Identifying the form of 5x - 2y = 2:
The equation 5x - 2y = 2 shows the standard form of a line, whose general equation is given by:
Ax + By = C, where:
- A, B, and C are constants.
We can easily find the slope of 5x - 2y = 2 by converting it to the slope-intercept form of a line, whose general equation is given by:
y = mx + b, where:
- m is the slope,
- and b is the y-intercept.
Converting 5x - 2y = 2 to slope-intercept form and identifying the slope:
Thus, we isolate y in 5x - 2y = 2 to find the slope of this line and the other line:
(5x - 2y = 2) - 5x
(-2y = -5x + 2) / -2
y = 5/2x - 1
Therefore, 5/2 is the slope of 5x - 2y = 2 and the other line.
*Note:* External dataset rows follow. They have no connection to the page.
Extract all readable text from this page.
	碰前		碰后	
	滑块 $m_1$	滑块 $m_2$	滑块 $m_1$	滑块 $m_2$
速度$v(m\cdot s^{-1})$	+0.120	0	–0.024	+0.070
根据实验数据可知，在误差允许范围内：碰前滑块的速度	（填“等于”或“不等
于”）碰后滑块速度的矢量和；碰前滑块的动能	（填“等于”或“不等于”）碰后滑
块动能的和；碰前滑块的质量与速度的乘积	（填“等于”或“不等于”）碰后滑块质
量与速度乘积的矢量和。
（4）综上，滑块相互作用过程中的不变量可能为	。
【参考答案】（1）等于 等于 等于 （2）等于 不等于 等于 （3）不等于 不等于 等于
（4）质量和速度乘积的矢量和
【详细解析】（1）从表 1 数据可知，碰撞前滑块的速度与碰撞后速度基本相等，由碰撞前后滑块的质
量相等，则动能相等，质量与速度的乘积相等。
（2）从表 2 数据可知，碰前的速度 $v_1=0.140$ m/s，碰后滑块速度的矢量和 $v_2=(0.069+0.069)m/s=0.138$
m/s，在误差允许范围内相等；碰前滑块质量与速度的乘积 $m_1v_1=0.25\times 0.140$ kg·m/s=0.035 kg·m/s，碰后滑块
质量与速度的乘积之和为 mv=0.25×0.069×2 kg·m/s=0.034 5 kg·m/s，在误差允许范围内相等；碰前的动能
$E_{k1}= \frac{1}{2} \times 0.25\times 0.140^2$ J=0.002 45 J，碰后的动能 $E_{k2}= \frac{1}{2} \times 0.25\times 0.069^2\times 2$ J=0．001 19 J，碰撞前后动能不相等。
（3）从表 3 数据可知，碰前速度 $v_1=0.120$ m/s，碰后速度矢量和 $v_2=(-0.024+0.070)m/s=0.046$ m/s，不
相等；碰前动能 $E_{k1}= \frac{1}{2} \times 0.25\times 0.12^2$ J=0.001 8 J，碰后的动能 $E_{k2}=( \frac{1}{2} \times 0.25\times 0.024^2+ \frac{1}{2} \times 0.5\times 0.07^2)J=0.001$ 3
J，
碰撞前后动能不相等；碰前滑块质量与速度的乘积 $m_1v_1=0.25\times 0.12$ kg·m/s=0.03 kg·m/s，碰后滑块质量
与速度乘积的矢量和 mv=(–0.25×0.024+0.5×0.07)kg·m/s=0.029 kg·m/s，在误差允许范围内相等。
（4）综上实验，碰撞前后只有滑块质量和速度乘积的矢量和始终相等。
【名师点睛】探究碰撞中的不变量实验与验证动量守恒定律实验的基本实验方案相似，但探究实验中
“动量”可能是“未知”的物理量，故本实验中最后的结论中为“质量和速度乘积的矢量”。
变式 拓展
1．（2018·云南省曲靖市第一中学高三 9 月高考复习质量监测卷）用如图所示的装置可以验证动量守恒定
Finding the y-intercept (b) of the other line and writing the equation of the line (in slope-intercept form):
Now, we can find the y-intercept of the other line by substituting 5/2 for m and (-4, -6) for b in the general equation of the slope-intercept form:
-6 = 5/2(-4) + b
-6 = -20/2 + b
(-6 = -10 + b) + 10
4 = b
Thus, the y-intercept of the line is 4.
Therefore, y = 5/2x + 4 is the equation of the line that passes through (4, -6) and is parallel to the line 5x - 2y = 2.